Khusus untuk Wajib Pajak Orang Pribadi pada skema kedua, diwajibkan untuk melampirkan pernyataan mencabut sejumlah permohonan jika wajib pajak sedang mengajukan dan belum diterbitkan surat keputusan atau putusan atas permohonan tersebut. Adapun permohonan dimaksud diantaranya:
- Permohonan Keberatan;
- Permohonan Gugatan;
- Permohonan Pembetulan;
- Permohonan Banding;
- Permohonan Pengembalian Kelebihan Pajak;
- Permohonan Pengurangan atau Pembatalan Surat Ketetapan Pajak Yang Tidak Benar;
- Permohonan Peninjauan Kembali (PK);
- Permohonan Pengurangan atau Penghapusan Sanksi Administratif; dan
- Permohonan Pengurangan atau Pembatalan Surat Tagihan Pajak Yang Tidak Benar.
Seusai wajib pajak menyampaikan Surat Pemberitahuan Pengungkapan Harta ke DJP, maka wajib pajak akan memperoleh surat keterangan dari Direktur Jenderal Pajak.
Keuntungan yang diperoleh wajib pajak apabila mengikuti Program Pengungkapan Sukarela diantaranya, wajib pajak tidak akan dikenai sanksi administratif perpajakan berupa kenaikan sebesar 200% dari Pajak Penghasilan yang tidak atau kurang bayar. Ketentuan tersebut tertuang dalam Undang-Undang Nomor 11 Tahun 2016 tentang Pengampunan Pajak.
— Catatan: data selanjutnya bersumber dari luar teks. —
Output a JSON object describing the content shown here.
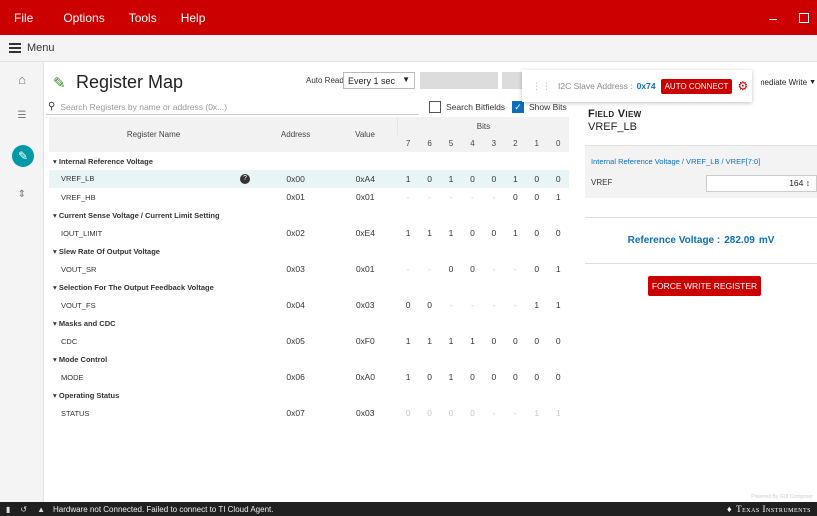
{
  "menu": [
    "File",
    "Options",
    "Tools",
    "Help"
  ],
  "menubar_label": "Menu",
  "page_title": "Register Map",
  "auto_read": {
    "label": "Auto Read",
    "value": "Every 1 sec"
  },
  "search": {
    "placeholder": "Search Registers by name or address (0x...)"
  },
  "search_bitfields": "Search Bitfields",
  "show_bits": "Show Bits",
  "columns": {
    "name": "Register Name",
    "address": "Address",
    "value": "Value",
    "bits": "Bits",
    "bit_numbers": [
      "7",
      "6",
      "5",
      "4",
      "3",
      "2",
      "1",
      "0"
    ]
  },
  "groups": [
    {
      "title": "Internal Reference Voltage",
      "rows": [
        {
          "name": "VREF_LB",
          "address": "0x00",
          "value": "0xA4",
          "bits": [
            "1",
            "0",
            "1",
            "0",
            "0",
            "1",
            "0",
            "0"
          ],
          "dim": [
            0,
            0,
            0,
            0,
            0,
            0,
            0,
            0
          ],
          "selected": true
        },
        {
          "name": "VREF_HB",
          "address": "0x01",
          "value": "0x01",
          "bits": [
            "-",
            "-",
            "-",
            "-",
            "-",
            "0",
            "0",
            "1"
          ],
          "dim": [
            1,
            1,
            1,
            1,
            1,
            0,
            0,
            0
          ]
        }
      ]
    },
    {
      "title": "Current Sense Voltage / Current Limit Setting",
      "rows": [
        {
          "name": "IOUT_LIMIT",
          "address": "0x02",
          "value": "0xE4",
          "bits": [
            "1",
            "1",
            "1",
            "0",
            "0",
            "1",
            "0",
            "0"
          ],
          "dim": [
            0,
            0,
            0,
            0,
            0,
            0,
            0,
            0
          ]
        }
      ]
    },
    {
      "title": "Slew Rate Of Output Voltage",
      "rows": [
        {
          "name": "VOUT_SR",
          "address": "0x03",
          "value": "0x01",
          "bits": [
            "-",
            "-",
            "0",
            "0",
            "-",
            "-",
            "0",
            "1"
          ],
          "dim": [
            1,
            1,
            0,
            0,
            1,
            1,
            0,
            0
          ]
        }
      ]
    },
    {
      "title": "Selection For The Output Feedback Voltage",
      "rows": [
        {
          "name": "VOUT_FS",
          "address": "0x04",
          "value": "0x03",
          "bits": [
            "0",
            "0",
            "-",
            "-",
            "-",
            "-",
            "1",
            "1"
          ],
          "dim": [
            0,
            0,
            1,
            1,
            1,
            1,
            0,
            0
          ]
        }
      ]
    },
    {
      "title": "Masks and CDC",
      "rows": [
        {
          "name": "CDC",
          "address": "0x05",
          "value": "0xF0",
          "bits": [
            "1",
            "1",
            "1",
            "1",
            "0",
            "0",
            "0",
            "0"
          ],
          "dim": [
            0,
            0,
            0,
            0,
            0,
            0,
            0,
            0
          ]
        }
      ]
    },
    {
      "title": "Mode Control",
      "rows": [
        {
          "name": "MODE",
          "address": "0x06",
          "value": "0xA0",
          "bits": [
            "1",
            "0",
            "1",
            "0",
            "0",
            "0",
            "0",
            "0"
          ],
          "dim": [
            0,
            0,
            0,
            0,
            0,
            0,
            0,
            0
          ]
        }
      ]
    },
    {
      "title": "Operating Status",
      "rows": [
        {
          "name": "STATUS",
          "address": "0x07",
          "value": "0x03",
          "bits": [
            "0",
            "0",
            "0",
            "0",
            "-",
            "-",
            "1",
            "1"
          ],
          "dim": [
            1,
            1,
            1,
            1,
            1,
            1,
            1,
            1
          ]
        }
      ]
    }
  ],
  "i2c": {
    "label": "I2C Slave Address :",
    "address": "0x74",
    "auto_connect": "AUTO CONNECT"
  },
  "write_mode": "Immediate Write",
  "field_view": {
    "title": "Field View",
    "register": "VREF_LB",
    "path": "Internal Reference Voltage / VREF_LB / VREF[7:0]",
    "field_label": "VREF",
    "field_value": "164",
    "reference_label": "Reference Voltage :",
    "reference_value": "282.09",
    "reference_unit": "mV",
    "force_write": "FORCE WRITE REGISTER"
  },
  "status": {
    "text": "Hardware not Connected.   Failed to connect to TI Cloud Agent.",
    "powered_by": "Powered By GUI Composer",
    "vendor": "Texas Instruments"
  },
  "colors": {
    "brand_red": "#cc0000",
    "accent_teal": "#0099a8",
    "link_blue": "#0d6fb8"
  }
}
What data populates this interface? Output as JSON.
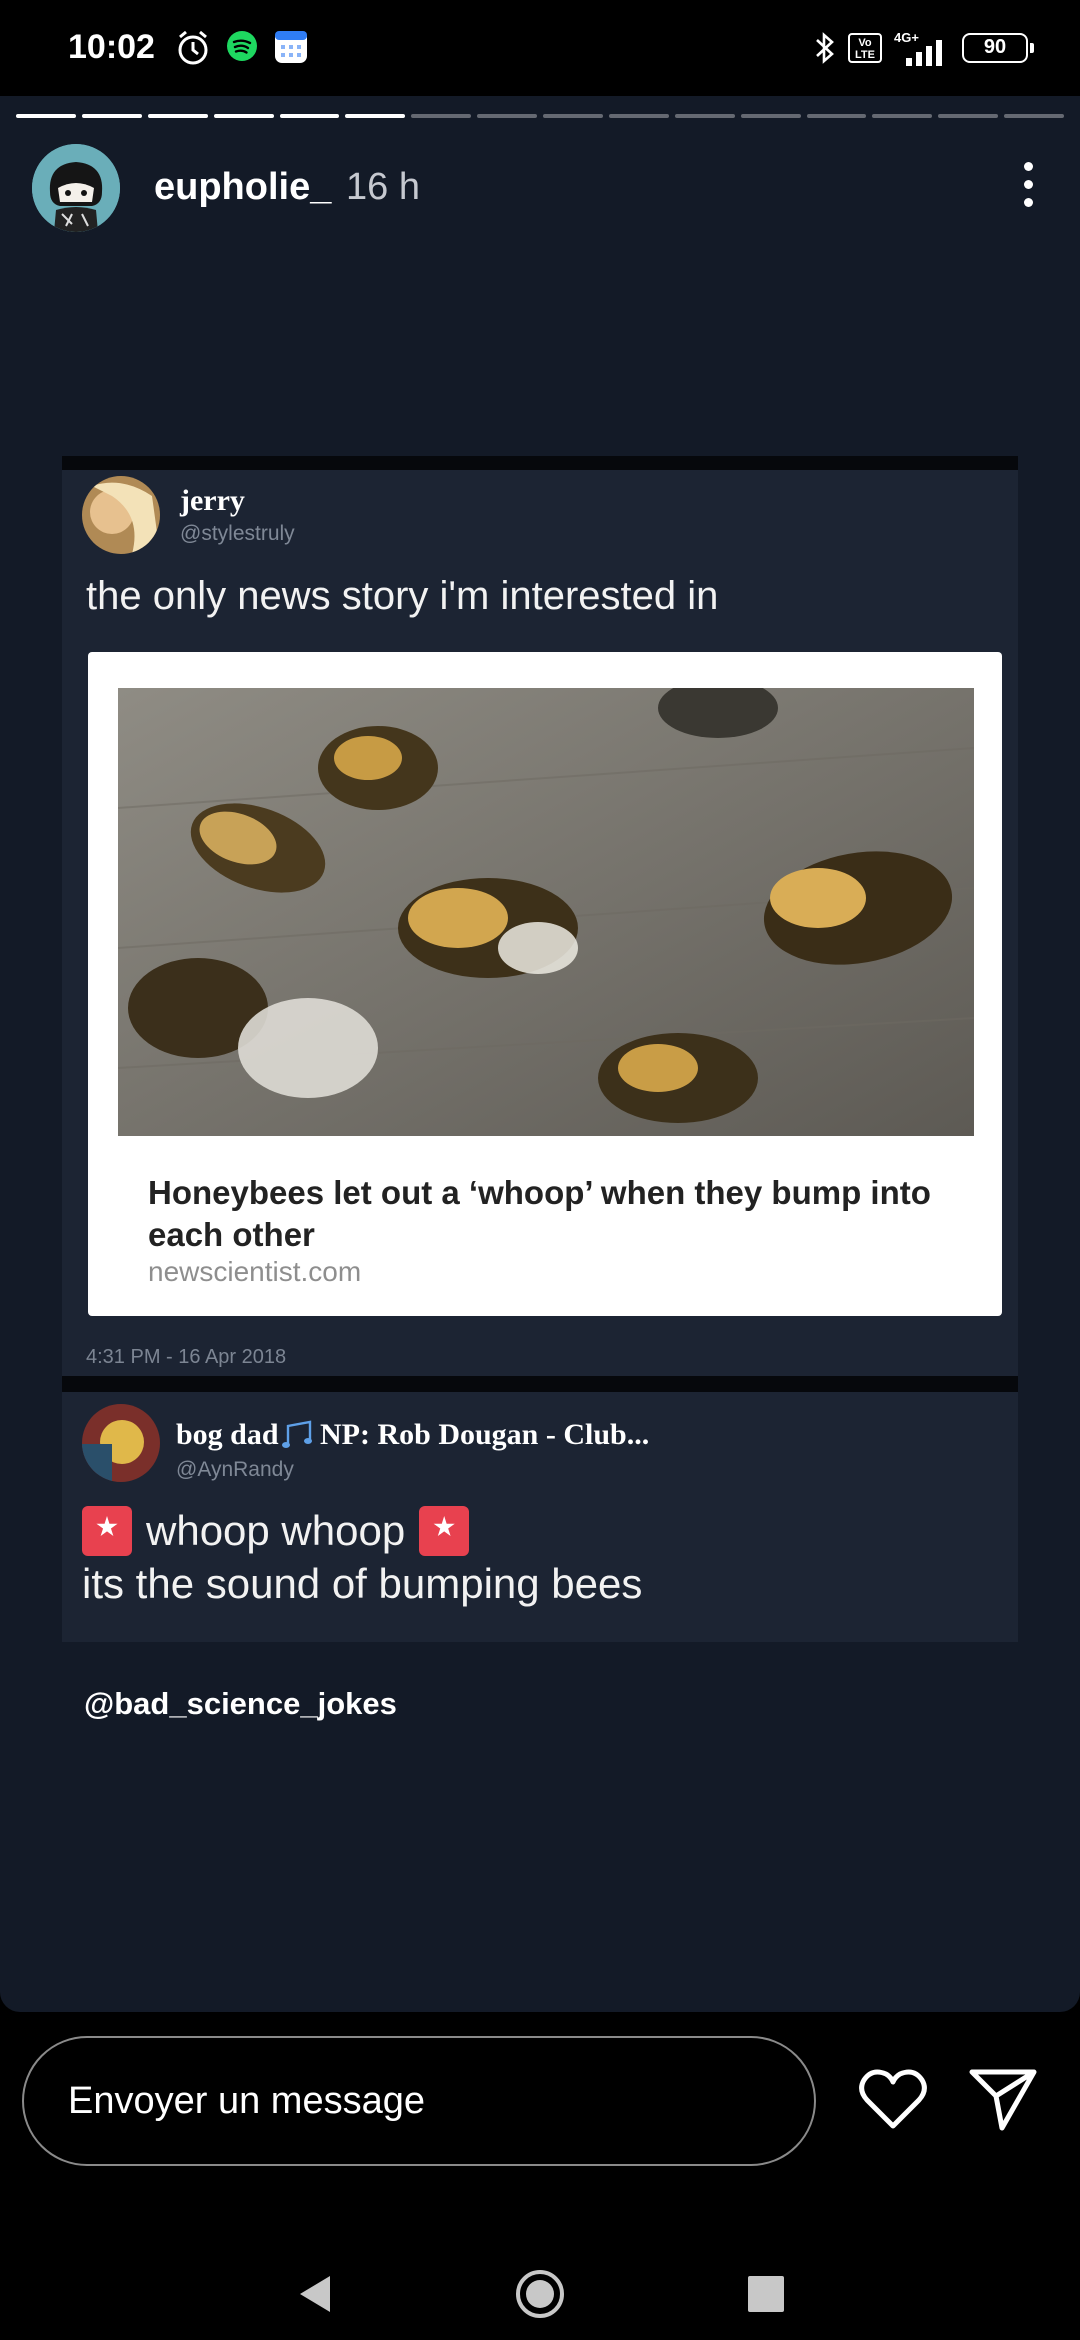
{
  "status_bar": {
    "time": "10:02",
    "battery": "90",
    "network": "4G+",
    "volte": "Vo LTE",
    "icons": [
      "alarm-icon",
      "spotify-icon",
      "calendar-icon",
      "bluetooth-icon",
      "volte-icon",
      "signal-icon",
      "battery-icon"
    ]
  },
  "story": {
    "progress_total": 16,
    "progress_done": 6,
    "username": "eupholie_",
    "time_ago": "16 h",
    "background": "#131a27"
  },
  "tweet1": {
    "name": "jerry",
    "handle": "@stylestruly",
    "text": "the only news story i'm interested in",
    "news_title": "Honeybees let out a ‘whoop’ when they bump into each other",
    "news_source": "newscientist.com",
    "date": "4:31 PM - 16 Apr 2018"
  },
  "tweet2": {
    "name": "bog dad",
    "now_playing": "NP: Rob Dougan - Club...",
    "handle": "@AynRandy",
    "line1": "whoop whoop",
    "line2": "its the sound of bumping bees"
  },
  "mention": "@bad_science_jokes",
  "reply": {
    "placeholder": "Envoyer un message"
  },
  "colors": {
    "story_bg": "#131a27",
    "tweet_bg": "#1c2433",
    "siren": "#e8414f"
  }
}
Selain itu, wajib pajak juga akan bebas dari tuntutan pidana, karena informasi yang bersumber dari surat pengungkapan harta dan lampirannya tidak dapat dijadikan sebagai dasar penyelidikan, penyidikan, dan/atau penuntutan pidana terhadap wajib pajak.
Jadi silahkan Anda hitung dan pertimbangkan apakah program ini menjadi pilihan Anda, mengingat antara manfaat dan tarif cukup berbeda jauh dibandingkan dengan program pengampunan pajak (tax amnesty) 5 tahun yang lalu.